Они с Панси заржали самым неприличным образом. Драко скривился. Вот же сволочи, небось Грейнджер и Уизли никогда не обсмеивали Поттера, сочувствовали наверняка, жалели, сподвижники гребаные.
А ему, с кем ему приходится иметь дело!
- Пора, - сказала Панси и протянула руку, чтобы взяться за порт-ключ вместе с Драко.
В этот раз финал чемпионата мира по квиддичу мало того что был отделен он полуфиналов по времени почти на месяц, так и проходил в нестандартном, хотя, конечно, освещенном традициями месте. Когда в Международной Ассоциации квиддича проходило голосование по поводу страны-хозяйки финальной игры, Греция своей горой Олимп ткнула чуть ли не в каждого из членов исполнительного комитета, и Драко, который присутствовал год назад на этом голосовании, только удивлялся, как это греки не отловили в лесах какого-нибудь зевса или аполлона, чтобы с триумфом представить его исполкому.
Зато сам он, пустив в ход зарубежные связи своего семейства, в передаче, посвященной голосованию и будущим отборочным играм, а также аналитике по поводу будущих участников плей-офф, к полному восторгу публики явил зрителями самого настоящего фавна, которого, к сожалению, по соображениям цензуры, все же пришлось укутать в тогу.
Тогу, кстати, пошил фавну все тот же Блейз, который после неслабо обогатился на продаже копий лондонским модницам.
Если честно, у самого Драко тоже была припрятана одна такая, и, собирая вещи для путешествия в Грецию, Драко даже подумывал взять ее с собой. В общем, было бы наверно как-то уместно встречать победителя в подобающем наряде. На этом месте мысли Драко пустились вскачь по греческим мифам (неадаптированное и потому крайне неприличное издание которых имелось в библиотеке Малфой-Мэнора и было изучен Драко от корки до корки еще в сопливой юности).
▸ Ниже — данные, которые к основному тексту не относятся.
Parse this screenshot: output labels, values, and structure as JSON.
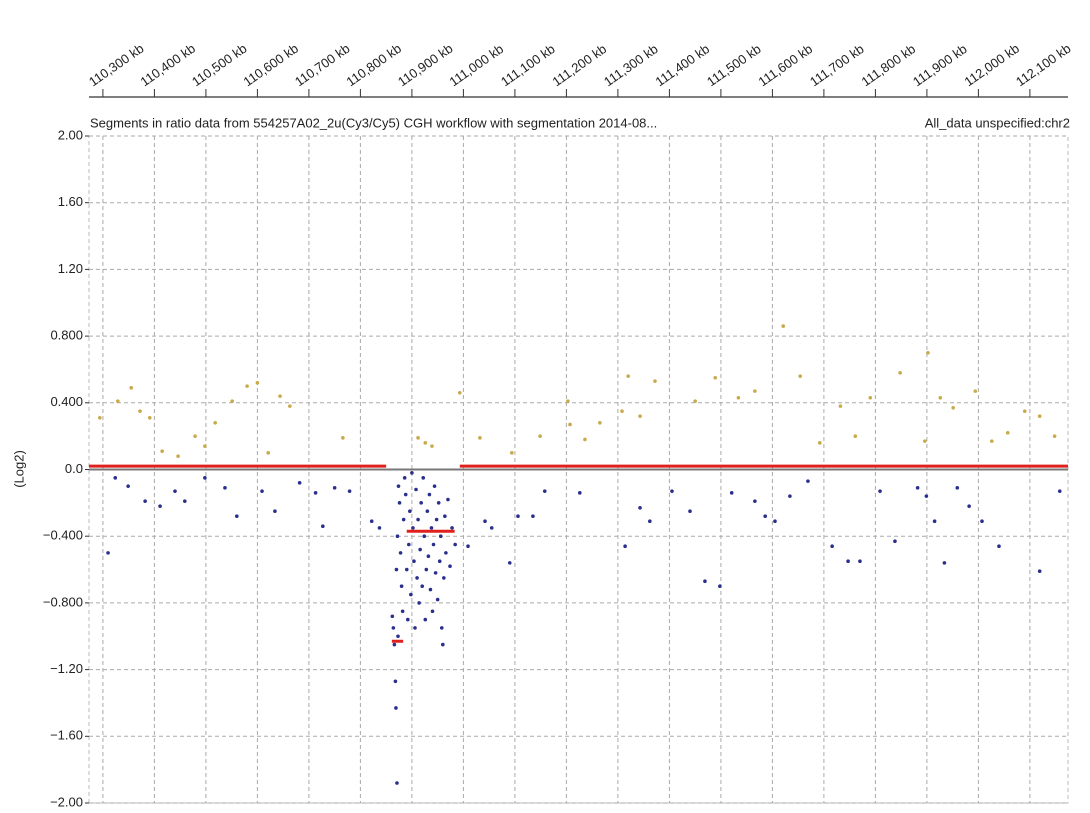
{
  "chart_data": {
    "type": "scatter",
    "title": "Segments in ratio data from 554257A02_2u(Cy3/Cy5) CGH workflow with segmentation 2014-08...",
    "subtitle": "All_data unspecified:chr2",
    "y_label": "(Log2)",
    "xlim": [
      110273,
      112174
    ],
    "ylim": [
      -2,
      2
    ],
    "xticks": [
      {
        "value": 110300,
        "label": "110,300 kb"
      },
      {
        "value": 110400,
        "label": "110,400 kb"
      },
      {
        "value": 110500,
        "label": "110,500 kb"
      },
      {
        "value": 110600,
        "label": "110,600 kb"
      },
      {
        "value": 110700,
        "label": "110,700 kb"
      },
      {
        "value": 110800,
        "label": "110,800 kb"
      },
      {
        "value": 110900,
        "label": "110,900 kb"
      },
      {
        "value": 111000,
        "label": "111,000 kb"
      },
      {
        "value": 111100,
        "label": "111,100 kb"
      },
      {
        "value": 111200,
        "label": "111,200 kb"
      },
      {
        "value": 111300,
        "label": "111,300 kb"
      },
      {
        "value": 111400,
        "label": "111,400 kb"
      },
      {
        "value": 111500,
        "label": "111,500 kb"
      },
      {
        "value": 111600,
        "label": "111,600 kb"
      },
      {
        "value": 111700,
        "label": "111,700 kb"
      },
      {
        "value": 111800,
        "label": "111,800 kb"
      },
      {
        "value": 111900,
        "label": "111,900 kb"
      },
      {
        "value": 112000,
        "label": "112,000 kb"
      },
      {
        "value": 112100,
        "label": "112,100 kb"
      }
    ],
    "yticks": [
      {
        "value": 2,
        "label": "2.00"
      },
      {
        "value": 1.6,
        "label": "1.60"
      },
      {
        "value": 1.2,
        "label": "1.20"
      },
      {
        "value": 0.8,
        "label": "0.800"
      },
      {
        "value": 0.4,
        "label": "0.400"
      },
      {
        "value": 0,
        "label": "0.0"
      },
      {
        "value": -0.4,
        "label": "−0.400"
      },
      {
        "value": -0.8,
        "label": "−0.800"
      },
      {
        "value": -1.2,
        "label": "−1.20"
      },
      {
        "value": -1.6,
        "label": "−1.60"
      },
      {
        "value": -2,
        "label": "−2.00"
      }
    ],
    "grid": true,
    "series": [
      {
        "color": "#c9a94a",
        "x": [
          110294,
          110329,
          110355,
          110372,
          110391,
          110415,
          110446,
          110479,
          110498,
          110518,
          110551,
          110580,
          110600,
          110621,
          110644,
          110663,
          110766,
          110912,
          110926,
          110939,
          110993,
          111032,
          111094,
          111149,
          111203,
          111207,
          111236,
          111265,
          111308,
          111320,
          111343,
          111372,
          111450,
          111489,
          111534,
          111566,
          111621,
          111654,
          111692,
          111732,
          111761,
          111790,
          111848,
          111896,
          111926,
          111951,
          111994,
          112026,
          112057,
          112090,
          112119,
          112148,
          111902
        ],
        "values": [
          0.31,
          0.41,
          0.49,
          0.35,
          0.31,
          0.11,
          0.08,
          0.2,
          0.14,
          0.28,
          0.41,
          0.5,
          0.52,
          0.1,
          0.44,
          0.38,
          0.19,
          0.19,
          0.16,
          0.14,
          0.46,
          0.19,
          0.1,
          0.2,
          0.41,
          0.27,
          0.18,
          0.28,
          0.35,
          0.56,
          0.32,
          0.53,
          0.41,
          0.55,
          0.43,
          0.47,
          0.86,
          0.56,
          0.16,
          0.38,
          0.2,
          0.43,
          0.58,
          0.17,
          0.43,
          0.37,
          0.47,
          0.17,
          0.22,
          0.35,
          0.32,
          0.2,
          0.7
        ]
      },
      {
        "color": "#2a2f8c",
        "x": [
          110310,
          110324,
          110349,
          110382,
          110411,
          110440,
          110459,
          110498,
          110537,
          110560,
          110609,
          110634,
          110682,
          110713,
          110727,
          110750,
          110779,
          110822,
          110837,
          111009,
          111042,
          111055,
          111090,
          111106,
          111135,
          111158,
          111226,
          111314,
          111343,
          111362,
          111405,
          111440,
          111469,
          111498,
          111521,
          111566,
          111586,
          111605,
          111634,
          111669,
          111716,
          111747,
          111770,
          111809,
          111838,
          111882,
          111899,
          111915,
          111934,
          111959,
          111982,
          112007,
          112040,
          112119,
          112158,
          110862,
          110864,
          110866,
          110868,
          110869,
          110871,
          110873,
          110870,
          110872,
          110874,
          110876,
          110878,
          110880,
          110882,
          110884,
          110886,
          110888,
          110890,
          110892,
          110894,
          110896,
          110898,
          110900,
          110902,
          110904,
          110906,
          110908,
          110910,
          110912,
          110914,
          110916,
          110918,
          110920,
          110922,
          110924,
          110926,
          110928,
          110930,
          110932,
          110934,
          110936,
          110938,
          110940,
          110942,
          110944,
          110946,
          110948,
          110950,
          110952,
          110954,
          110956,
          110958,
          110960,
          110962,
          110964,
          110966,
          110970,
          110974,
          110978,
          110984
        ],
        "values": [
          -0.5,
          -0.05,
          -0.1,
          -0.19,
          -0.22,
          -0.13,
          -0.19,
          -0.05,
          -0.11,
          -0.28,
          -0.13,
          -0.25,
          -0.08,
          -0.14,
          -0.34,
          -0.11,
          -0.13,
          -0.31,
          -0.35,
          -0.46,
          -0.31,
          -0.35,
          -0.56,
          -0.28,
          -0.28,
          -0.13,
          -0.14,
          -0.46,
          -0.23,
          -0.31,
          -0.13,
          -0.25,
          -0.67,
          -0.7,
          -0.14,
          -0.19,
          -0.28,
          -0.31,
          -0.16,
          -0.07,
          -0.46,
          -0.55,
          -0.55,
          -0.13,
          -0.43,
          -0.11,
          -0.16,
          -0.31,
          -0.56,
          -0.11,
          -0.22,
          -0.31,
          -0.46,
          -0.61,
          -0.13,
          -0.88,
          -0.95,
          -1.05,
          -1.27,
          -1.43,
          -1.88,
          -1.0,
          -0.6,
          -0.4,
          -0.1,
          -0.2,
          -0.5,
          -0.7,
          -0.85,
          -0.3,
          -0.05,
          -0.15,
          -0.6,
          -0.9,
          -0.45,
          -0.25,
          -0.75,
          -0.02,
          -0.35,
          -0.55,
          -0.95,
          -0.12,
          -0.65,
          -0.3,
          -0.8,
          -0.48,
          -0.2,
          -0.7,
          -0.05,
          -0.4,
          -0.9,
          -0.6,
          -0.25,
          -0.52,
          -0.15,
          -0.72,
          -0.35,
          -0.85,
          -0.45,
          -0.1,
          -0.62,
          -0.3,
          -0.78,
          -0.2,
          -0.55,
          -0.4,
          -0.95,
          -1.05,
          -0.65,
          -0.28,
          -0.5,
          -0.18,
          -0.58,
          -0.35,
          -0.45
        ]
      }
    ],
    "segment_color": "#e0201c",
    "segments": [
      {
        "x": [
          110273,
          110850
        ],
        "value": 0.02
      },
      {
        "x": [
          110993,
          112174
        ],
        "value": 0.02
      },
      {
        "x": [
          110890,
          110983
        ],
        "value": -0.37
      },
      {
        "x": [
          110861,
          110883
        ],
        "value": -1.03
      }
    ]
  }
}
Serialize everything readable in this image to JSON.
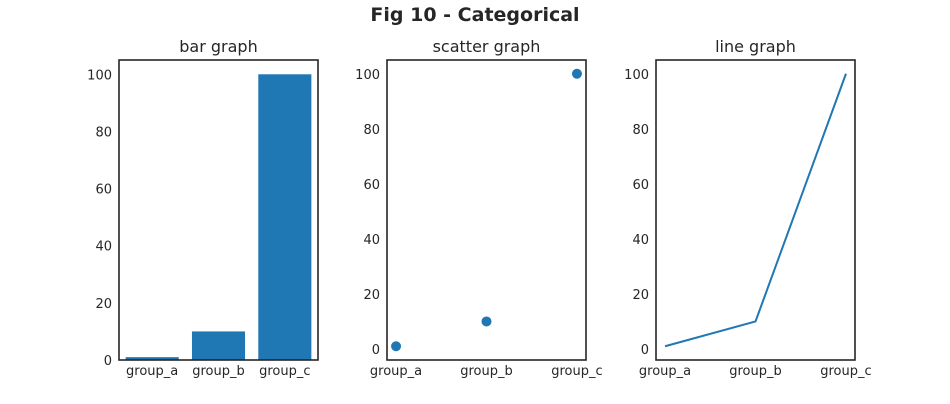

Но потом Драко склонился к более лаконичному варианту: можно было бы прекрасно обойтись и одним лавровым венком. Точно, это было бесспорно гениальное решение - и тащить ничего с собой не надо, лавров имелось в достатке прямо на Олимпе, венок уж как-нибудь Драко сплетет собственноручно, и темно-зеленые листья отвечали всем его эстетическим запросам, не говоря уж о том, что должны были просто охуенно смотреться на светлых малфоевских волосах. Ну а если уж совсем приспичит, то можно будет обойтись и обычной простынкой.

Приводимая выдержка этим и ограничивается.